Au revoir mes enfants
Né
à Port-au-Prince en 1986, fils de pasteur, poète, Néhémy Pierre-Dahomey ne ressemble pas à un débutant. Sa langue inspirée, mélodique, peuplée de mots rares parfois anciens et toujours justes, a la beauté du classique et s’impose immédiatement. Ce serait plutôt un grand lecteur, passé à l’acte romanesque au bon moment. Et au bon endroit. De Paris, où il suit des études de philosophie depuis quatre ans, il s’est replongé dans son île natale, au coeur de « la vie périuribaine sous les tropiques » , dans le quartier nommé Rapatriés, où ceux qui n’ont pu fuir Haïti en bateau échouent. Ainsi de son héroïne, Belliqueuse Loussaint, dite Belli. Son pas fier évoque les femmes droites face au pire des romans de Marie NDiaye.
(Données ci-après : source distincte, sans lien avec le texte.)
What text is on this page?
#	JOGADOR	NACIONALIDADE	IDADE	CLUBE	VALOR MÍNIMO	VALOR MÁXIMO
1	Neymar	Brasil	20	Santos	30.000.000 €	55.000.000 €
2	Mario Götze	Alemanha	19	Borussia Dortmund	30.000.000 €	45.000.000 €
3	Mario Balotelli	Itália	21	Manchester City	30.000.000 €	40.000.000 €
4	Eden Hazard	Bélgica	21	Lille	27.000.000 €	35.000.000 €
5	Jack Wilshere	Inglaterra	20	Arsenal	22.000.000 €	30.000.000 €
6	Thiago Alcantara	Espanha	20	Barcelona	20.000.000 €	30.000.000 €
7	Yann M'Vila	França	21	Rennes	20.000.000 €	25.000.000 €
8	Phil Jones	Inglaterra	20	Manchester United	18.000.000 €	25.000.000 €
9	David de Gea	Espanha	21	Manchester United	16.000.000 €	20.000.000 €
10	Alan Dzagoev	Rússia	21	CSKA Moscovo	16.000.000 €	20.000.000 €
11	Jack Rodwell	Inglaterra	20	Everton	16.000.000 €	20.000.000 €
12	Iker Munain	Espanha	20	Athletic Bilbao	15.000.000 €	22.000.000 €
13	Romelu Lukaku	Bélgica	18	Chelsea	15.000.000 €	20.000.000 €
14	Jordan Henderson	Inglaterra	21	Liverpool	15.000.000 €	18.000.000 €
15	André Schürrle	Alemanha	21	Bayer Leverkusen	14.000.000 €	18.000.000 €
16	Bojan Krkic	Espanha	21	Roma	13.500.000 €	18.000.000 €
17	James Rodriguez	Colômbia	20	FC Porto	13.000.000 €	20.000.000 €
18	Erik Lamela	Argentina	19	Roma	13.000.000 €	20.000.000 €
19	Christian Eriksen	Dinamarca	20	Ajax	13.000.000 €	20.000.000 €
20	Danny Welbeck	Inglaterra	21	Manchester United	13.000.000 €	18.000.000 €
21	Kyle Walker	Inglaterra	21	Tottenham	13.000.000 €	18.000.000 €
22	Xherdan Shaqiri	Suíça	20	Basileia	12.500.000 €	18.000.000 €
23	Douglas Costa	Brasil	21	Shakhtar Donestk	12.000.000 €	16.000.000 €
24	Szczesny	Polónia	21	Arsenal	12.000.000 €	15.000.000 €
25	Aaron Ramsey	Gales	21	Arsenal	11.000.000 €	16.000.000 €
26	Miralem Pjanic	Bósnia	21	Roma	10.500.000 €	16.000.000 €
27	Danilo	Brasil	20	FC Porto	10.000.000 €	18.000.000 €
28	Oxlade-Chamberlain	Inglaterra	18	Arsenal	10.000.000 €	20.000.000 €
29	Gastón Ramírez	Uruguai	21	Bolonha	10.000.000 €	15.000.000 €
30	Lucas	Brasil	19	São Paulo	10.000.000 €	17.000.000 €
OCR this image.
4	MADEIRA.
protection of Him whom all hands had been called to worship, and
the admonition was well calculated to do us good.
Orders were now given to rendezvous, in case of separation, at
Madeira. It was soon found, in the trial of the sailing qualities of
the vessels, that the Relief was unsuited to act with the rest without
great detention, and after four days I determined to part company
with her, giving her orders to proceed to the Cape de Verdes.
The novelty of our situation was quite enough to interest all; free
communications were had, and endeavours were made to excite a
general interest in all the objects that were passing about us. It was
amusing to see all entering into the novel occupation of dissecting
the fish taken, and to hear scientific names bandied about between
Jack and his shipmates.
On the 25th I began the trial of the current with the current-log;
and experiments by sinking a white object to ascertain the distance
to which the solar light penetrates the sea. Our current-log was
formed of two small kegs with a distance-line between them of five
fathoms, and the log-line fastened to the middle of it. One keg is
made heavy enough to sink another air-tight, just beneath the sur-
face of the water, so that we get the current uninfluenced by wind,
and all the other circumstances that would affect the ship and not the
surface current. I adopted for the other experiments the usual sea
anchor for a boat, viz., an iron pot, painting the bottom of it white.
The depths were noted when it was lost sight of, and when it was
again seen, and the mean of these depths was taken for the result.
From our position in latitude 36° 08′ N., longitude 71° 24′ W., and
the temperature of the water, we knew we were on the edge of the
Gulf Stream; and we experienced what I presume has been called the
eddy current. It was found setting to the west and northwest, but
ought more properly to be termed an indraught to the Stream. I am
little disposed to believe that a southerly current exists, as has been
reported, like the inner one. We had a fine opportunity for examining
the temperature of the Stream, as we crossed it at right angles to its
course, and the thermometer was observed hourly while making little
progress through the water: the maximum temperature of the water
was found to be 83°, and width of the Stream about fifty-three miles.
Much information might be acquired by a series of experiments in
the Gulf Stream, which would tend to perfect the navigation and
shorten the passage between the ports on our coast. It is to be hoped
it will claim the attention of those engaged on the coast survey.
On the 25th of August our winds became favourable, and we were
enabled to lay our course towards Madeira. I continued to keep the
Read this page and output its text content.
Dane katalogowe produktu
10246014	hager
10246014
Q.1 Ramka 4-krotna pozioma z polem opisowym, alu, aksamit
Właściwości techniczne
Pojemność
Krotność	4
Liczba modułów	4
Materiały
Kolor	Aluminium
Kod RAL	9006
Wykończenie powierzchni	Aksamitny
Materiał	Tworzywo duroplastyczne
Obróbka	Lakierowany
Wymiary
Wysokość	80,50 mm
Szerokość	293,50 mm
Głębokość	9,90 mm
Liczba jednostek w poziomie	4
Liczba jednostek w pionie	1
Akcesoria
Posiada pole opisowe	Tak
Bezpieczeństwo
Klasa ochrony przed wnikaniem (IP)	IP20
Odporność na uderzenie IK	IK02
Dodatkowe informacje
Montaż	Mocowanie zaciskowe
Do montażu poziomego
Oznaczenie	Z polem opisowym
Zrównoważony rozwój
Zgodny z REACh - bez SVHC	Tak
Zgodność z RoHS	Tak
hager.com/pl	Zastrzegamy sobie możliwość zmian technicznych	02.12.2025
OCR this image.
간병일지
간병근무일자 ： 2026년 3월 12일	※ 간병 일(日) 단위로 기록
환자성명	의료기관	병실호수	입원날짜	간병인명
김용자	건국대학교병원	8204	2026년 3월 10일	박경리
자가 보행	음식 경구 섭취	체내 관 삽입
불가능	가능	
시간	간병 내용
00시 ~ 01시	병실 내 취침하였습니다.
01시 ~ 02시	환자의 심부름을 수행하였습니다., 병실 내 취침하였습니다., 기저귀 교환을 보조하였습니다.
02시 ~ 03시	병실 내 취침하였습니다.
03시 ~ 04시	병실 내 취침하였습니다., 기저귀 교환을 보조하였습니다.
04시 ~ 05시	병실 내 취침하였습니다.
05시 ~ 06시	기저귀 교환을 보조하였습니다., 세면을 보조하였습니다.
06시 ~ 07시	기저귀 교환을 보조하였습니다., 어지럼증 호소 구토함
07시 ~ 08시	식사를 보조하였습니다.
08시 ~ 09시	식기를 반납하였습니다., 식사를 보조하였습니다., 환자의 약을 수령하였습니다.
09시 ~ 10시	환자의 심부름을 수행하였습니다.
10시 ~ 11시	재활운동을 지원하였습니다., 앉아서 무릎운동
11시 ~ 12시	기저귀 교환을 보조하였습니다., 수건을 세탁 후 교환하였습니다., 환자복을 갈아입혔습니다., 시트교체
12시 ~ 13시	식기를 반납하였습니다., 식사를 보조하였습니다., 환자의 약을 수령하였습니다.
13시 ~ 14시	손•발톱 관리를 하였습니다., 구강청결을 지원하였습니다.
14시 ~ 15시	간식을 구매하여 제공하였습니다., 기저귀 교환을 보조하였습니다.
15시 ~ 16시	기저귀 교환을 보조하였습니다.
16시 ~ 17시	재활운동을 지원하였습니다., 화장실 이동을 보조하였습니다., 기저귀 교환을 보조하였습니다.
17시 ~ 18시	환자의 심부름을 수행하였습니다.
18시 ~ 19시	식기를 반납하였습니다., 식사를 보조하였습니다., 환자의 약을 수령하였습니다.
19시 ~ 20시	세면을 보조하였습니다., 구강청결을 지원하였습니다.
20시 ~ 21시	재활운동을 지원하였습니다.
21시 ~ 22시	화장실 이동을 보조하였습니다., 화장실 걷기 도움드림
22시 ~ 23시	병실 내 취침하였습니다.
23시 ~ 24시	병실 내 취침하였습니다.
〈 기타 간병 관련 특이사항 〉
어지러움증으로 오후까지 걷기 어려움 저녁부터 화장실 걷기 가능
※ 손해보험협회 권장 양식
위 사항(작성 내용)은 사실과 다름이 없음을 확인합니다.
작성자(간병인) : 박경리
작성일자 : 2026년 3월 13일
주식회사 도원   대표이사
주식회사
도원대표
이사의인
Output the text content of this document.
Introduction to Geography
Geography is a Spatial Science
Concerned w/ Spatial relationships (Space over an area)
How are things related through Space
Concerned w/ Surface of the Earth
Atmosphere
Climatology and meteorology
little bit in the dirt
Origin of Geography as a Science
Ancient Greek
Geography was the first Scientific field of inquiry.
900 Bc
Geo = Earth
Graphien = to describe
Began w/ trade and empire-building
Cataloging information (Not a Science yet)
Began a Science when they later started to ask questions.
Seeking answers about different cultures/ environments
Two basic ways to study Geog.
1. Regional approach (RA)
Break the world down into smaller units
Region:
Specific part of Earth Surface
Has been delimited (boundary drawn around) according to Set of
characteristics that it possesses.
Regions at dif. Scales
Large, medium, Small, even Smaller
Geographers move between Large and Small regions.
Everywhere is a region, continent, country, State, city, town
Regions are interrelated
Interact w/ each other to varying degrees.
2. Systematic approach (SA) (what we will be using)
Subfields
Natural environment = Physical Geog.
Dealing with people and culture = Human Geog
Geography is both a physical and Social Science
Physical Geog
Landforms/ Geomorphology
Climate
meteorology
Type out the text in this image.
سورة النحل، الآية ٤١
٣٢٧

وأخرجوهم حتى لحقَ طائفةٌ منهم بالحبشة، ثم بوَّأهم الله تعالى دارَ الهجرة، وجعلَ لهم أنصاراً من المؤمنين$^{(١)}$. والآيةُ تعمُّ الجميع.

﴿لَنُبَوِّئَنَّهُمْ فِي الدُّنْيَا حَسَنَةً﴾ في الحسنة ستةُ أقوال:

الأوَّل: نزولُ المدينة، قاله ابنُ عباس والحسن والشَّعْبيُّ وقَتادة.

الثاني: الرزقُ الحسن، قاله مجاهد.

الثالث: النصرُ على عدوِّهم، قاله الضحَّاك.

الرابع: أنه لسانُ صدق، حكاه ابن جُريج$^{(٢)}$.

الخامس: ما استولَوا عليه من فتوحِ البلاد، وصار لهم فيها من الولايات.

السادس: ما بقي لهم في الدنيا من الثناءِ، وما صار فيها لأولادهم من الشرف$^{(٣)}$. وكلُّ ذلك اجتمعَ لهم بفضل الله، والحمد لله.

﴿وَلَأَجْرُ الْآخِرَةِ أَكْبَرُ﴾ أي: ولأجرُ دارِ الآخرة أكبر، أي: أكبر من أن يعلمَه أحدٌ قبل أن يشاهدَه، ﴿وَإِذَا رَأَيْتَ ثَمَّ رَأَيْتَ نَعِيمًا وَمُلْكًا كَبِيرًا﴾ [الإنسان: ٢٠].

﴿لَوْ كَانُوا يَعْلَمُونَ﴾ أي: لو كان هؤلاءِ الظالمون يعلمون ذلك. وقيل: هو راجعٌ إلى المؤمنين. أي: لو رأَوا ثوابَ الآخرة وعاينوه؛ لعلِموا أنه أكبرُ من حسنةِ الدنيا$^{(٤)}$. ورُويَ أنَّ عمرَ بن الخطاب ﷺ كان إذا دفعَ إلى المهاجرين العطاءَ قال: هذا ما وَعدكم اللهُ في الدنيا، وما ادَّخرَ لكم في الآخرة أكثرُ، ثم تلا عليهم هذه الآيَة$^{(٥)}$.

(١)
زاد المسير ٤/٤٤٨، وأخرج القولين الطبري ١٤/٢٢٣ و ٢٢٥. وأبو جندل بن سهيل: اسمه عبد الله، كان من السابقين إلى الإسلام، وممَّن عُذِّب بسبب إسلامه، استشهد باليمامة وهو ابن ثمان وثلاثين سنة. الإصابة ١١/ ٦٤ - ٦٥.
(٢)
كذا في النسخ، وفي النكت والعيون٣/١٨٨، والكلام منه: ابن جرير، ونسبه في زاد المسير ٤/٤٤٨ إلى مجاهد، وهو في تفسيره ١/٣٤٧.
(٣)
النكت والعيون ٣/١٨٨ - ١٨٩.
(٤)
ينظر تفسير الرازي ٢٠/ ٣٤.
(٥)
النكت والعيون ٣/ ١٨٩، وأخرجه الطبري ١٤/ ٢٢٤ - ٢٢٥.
Le destin de cette mère de famille nombreuse, seule ou presque à la barre, est conté comme va la misère ordinaire, accompagnée de solidarité, de consolations charnelles et divines. Acculée, Belli abandonne ses deux dernières filles, Luciole et Belial. Cette dernière, un petit phénomène, a grandi sans prénom par… fatigue parentale, et s’en est choisi un toute seule, des plus sataniques ! Elle en change lors de son adoption par Pauline, une Française qui a donné un sens à sa vie en se jetant sur la « géopauvreté mondiale » . Loin d’un roman manichéen sur l’adoption, « Rapatriés » tend une passerelle vers cet au-delà haïtien afin de pénétrer ce qui échappe aux clichés, et même au dicible : la violence des situations, la détresse familiale, les soupirs et les rires, bref, un ensemble de « douleurs imperceptibles » – sans se priver d’ironiser, doucement. Néhémy PierreDahomey, voilà un nouveau nom à retenir
« Rapatriés », de Néhémy Pierre-Dahomey (Seuil, 192 p., 16 €).